Quando Thich Nhat Hanh dice che soffrire bene è un arte, vuole invitarci a prenderci cura della nostra personale sofferenza. In tal modo possiamo prenderci cura anche della sofferenza degli altri.
Il modo per cominciare a produrre la medicina della presenza mentale è fermarci e fare un respiro cosciente, prestando tutta l’attenzione all’inspirazione e all’espirazione. Quando ci fermiamo e facciamo un respiro in questo modo unifichiamo corpo e mente, e torniamo a casa a noi stessi. Sentiamo più pienamente il nostro corpo; solo quando la mente è insieme al corpo siamo vivi per davvero. La notizia straordinaria è che l’unità di corpo e mente si può realizzare anche con un solo respiro. Forse è da un po’ che non siamo molto gentili con il nostro corpo; se ne riconosciamo la tensione, il dolore e lo stress, possiamo immergerlo nella nostra presenza consapevole e questo è l’inizio della guarigione.

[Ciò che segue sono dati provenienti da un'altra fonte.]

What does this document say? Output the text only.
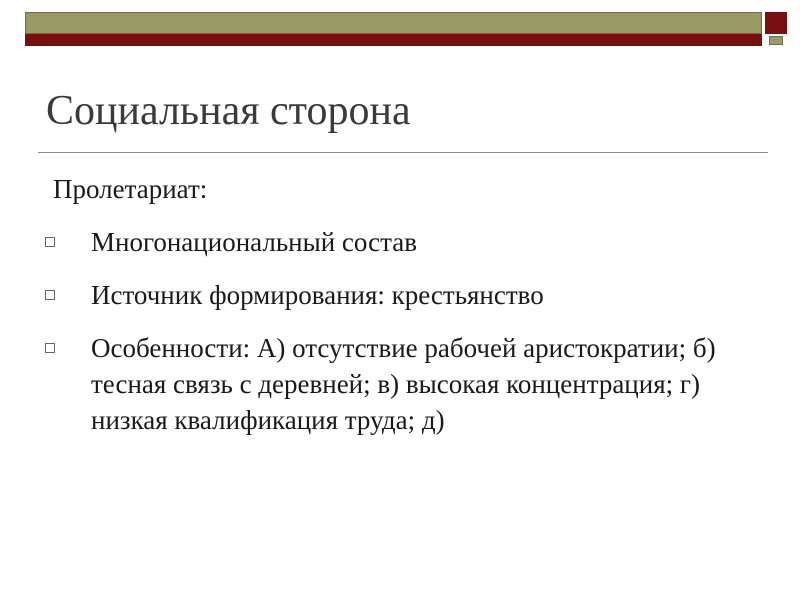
Социальная сторона
Пролетариат:
Многонациональный состав
Источник формирования: крестьянство
Особенности: А) отсутствие рабочей аристократии; б) тесная связь с деревней; в) высокая концентрация; г) низкая квалификация труда; д)
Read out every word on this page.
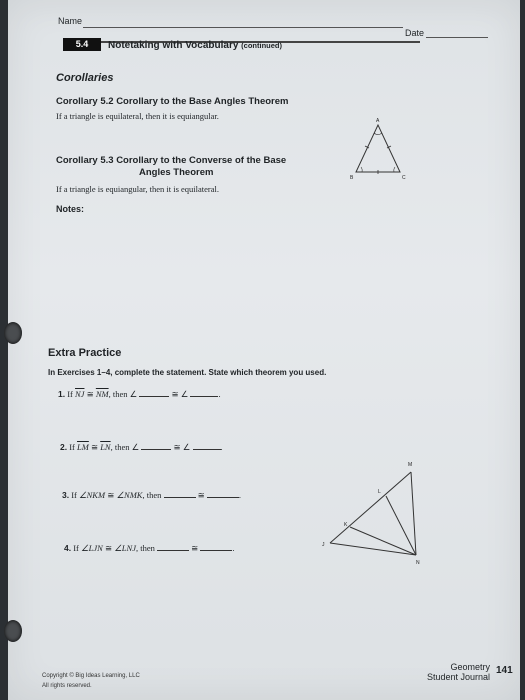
Name
Date
5.4	Notetaking with Vocabulary (continued)
Corollaries
Corollary 5.2 Corollary to the Base Angles Theorem
If a triangle is equilateral, then it is equiangular.
Corollary 5.3 Corollary to the Converse of the Base
Angles Theorem
If a triangle is equiangular, then it is equilateral.
Notes:
A
B	C
Extra Practice
In Exercises 1–4, complete the statement. State which theorem you used.
1. If $\overline{NJ}$ ≅ $\overline{NM}$, then ∠	≅ ∠	.
2. If $\overline{LM}$ ≅ $\overline{LN}$, then ∠	≅ ∠	.
3. If ∠NKM ≅ ∠NMK, then	≅	.
4. If ∠LJN ≅ ∠LNJ, then	≅	.
M
L
K
J
N
Copyright © Big Ideas Learning, LLC
All rights reserved.
Geometry
Student Journal
141
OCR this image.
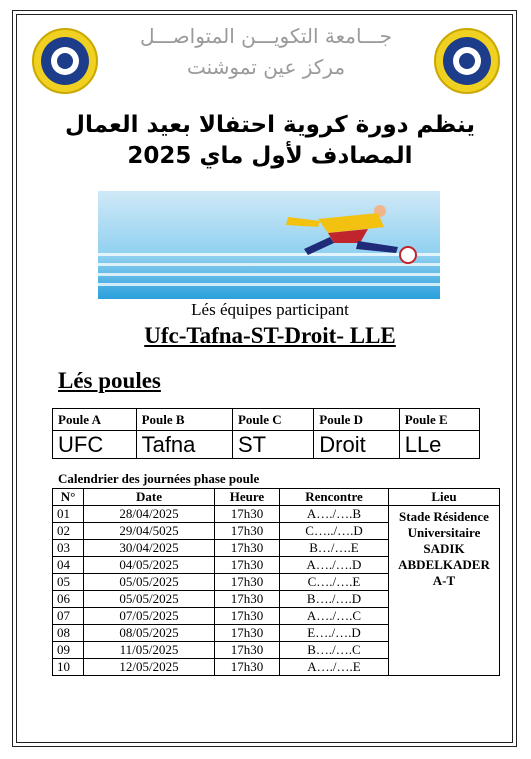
جـــامعة التكويـــن المتواصـــل
مركز عين تموشنت
ينظم دورة كروية احتفالا بعيد العمال
المصادف لأول ماي 2025
Lés équipes participant
Ufc-Tafna-ST-Droit- LLE
Lés poules
Poule A	Poule B	Poule C	Poule D	Poule E
UFC	Tafna	ST	Droit	LLe
Calendrier des journées phase poule
N°	Date	Heure	Rencontre	Lieu
01	28/04/2025	17h30	A…./….B	Stade Résidence
Universitaire
SADIK
ABDELKADER
A-T

02	29/04/5025	17h30	C…../….D	
03	30/04/2025	17h30	B…/….E	
04	04/05/2025	17h30	A…./….D	
05	05/05/2025	17h30	C…./….E	
06	05/05/2025	17h30	B…./….D	
07	07/05/2025	17h30	A…./….C	
08	08/05/2025	17h30	E…./….D	
09	11/05/2025	17h30	B…./….C	
10	12/05/2025	17h30	A…./….E	
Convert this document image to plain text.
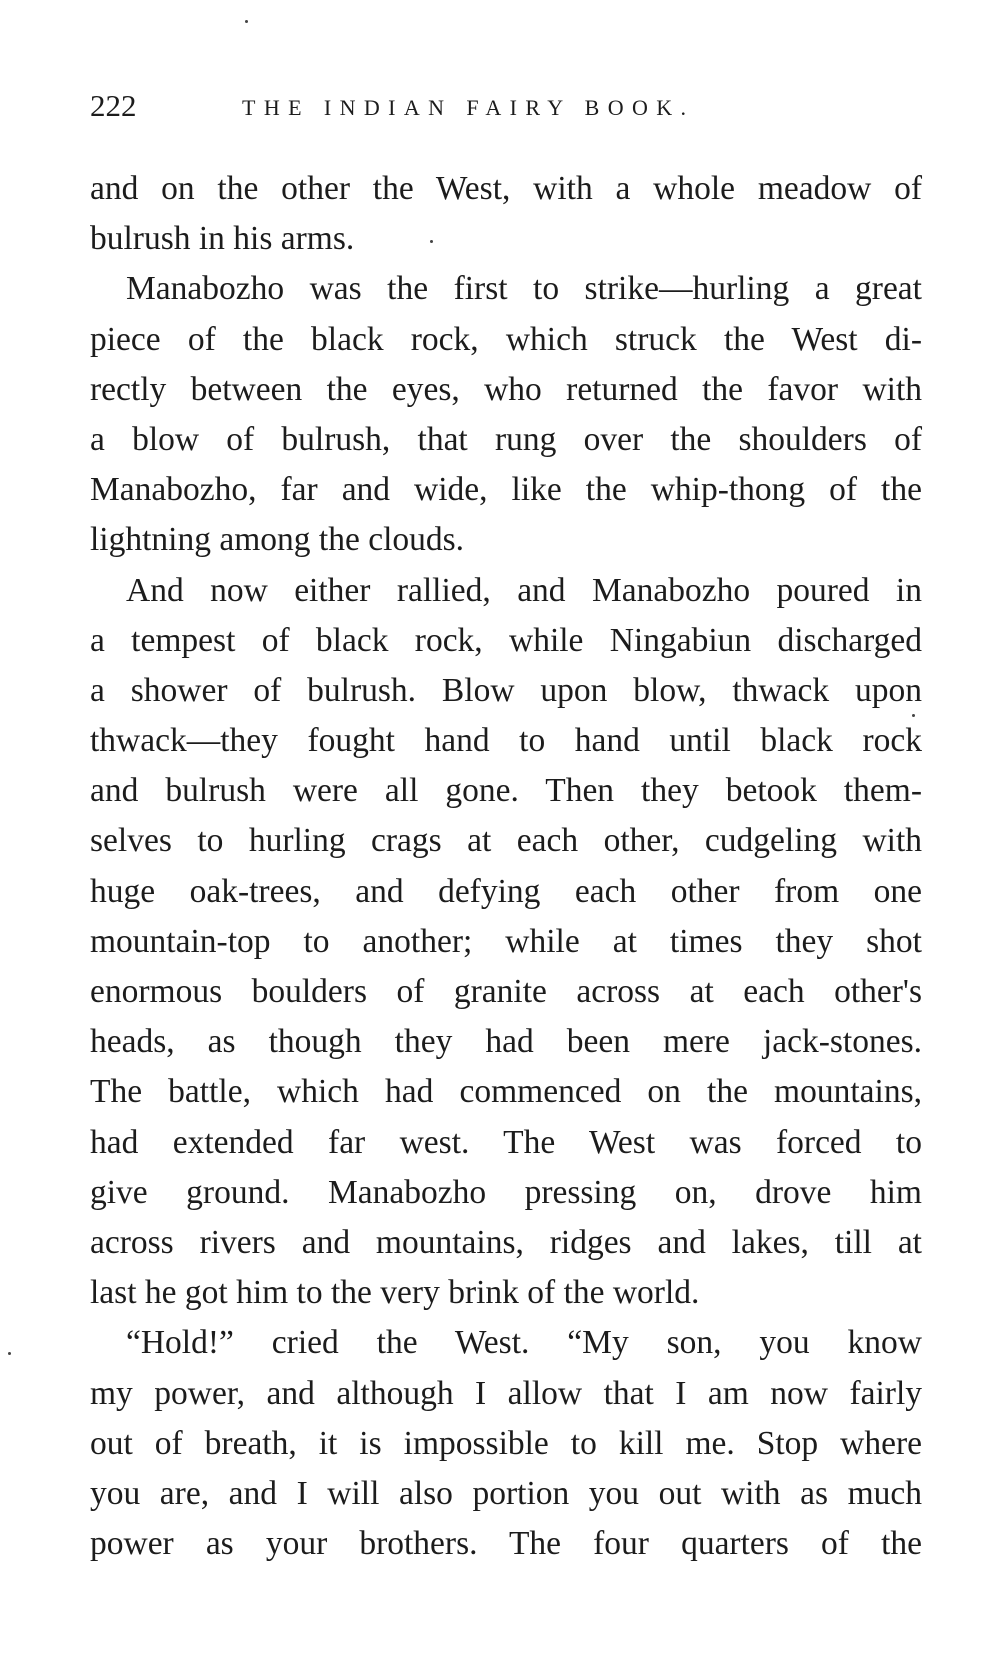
222	THE INDIAN FAIRY BOOK.
and on the other the West, with a whole meadow of
bulrush in his arms.
Manabozho was the first to strike—hurling a great
piece of the black rock, which struck the West di-
rectly between the eyes, who returned the favor with
a blow of bulrush, that rung over the shoulders of
Manabozho, far and wide, like the whip-thong of the
lightning among the clouds.
And now either rallied, and Manabozho poured in
a tempest of black rock, while Ningabiun discharged
a shower of bulrush. Blow upon blow, thwack upon
thwack—they fought hand to hand until black rock
and bulrush were all gone. Then they betook them-
selves to hurling crags at each other, cudgeling with
huge oak-trees, and defying each other from one
mountain-top to another; while at times they shot
enormous boulders of granite across at each other's
heads, as though they had been mere jack-stones.
The battle, which had commenced on the mountains,
had extended far west. The West was forced to
give ground. Manabozho pressing on, drove him
across rivers and mountains, ridges and lakes, till at
last he got him to the very brink of the world.
“Hold!” cried the West. “My son, you know
my power, and although I allow that I am now fairly
out of breath, it is impossible to kill me. Stop where
you are, and I will also portion you out with as much
power as your brothers. The four quarters of the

Se ci curiamo della nostra sofferenza interiore abbiamo più chiarezza, energia e forza per essere in grado di affrontare la sofferenza dei nostri cari per la violenza, la povertà e l’ingiustizia, la sofferenza della nostra comunità e del mondo. Se invece siamo troppo occupati ad affrontare la nostra personale paura e disperazione, non possiamo dare una mano ad alleviare la sofferenza degli altri. Soffrire bene è un’arte: se sappiamo curarci della nostra sofferenza, non soltanto soffriremo molto meno ma potremo generare più felicità attorno a noi e nel mondo.
Da: Thich Nhat Hanh, “Trasformare la sofferenza. L’arte di generare felicità“, Terra Nuova, 2015.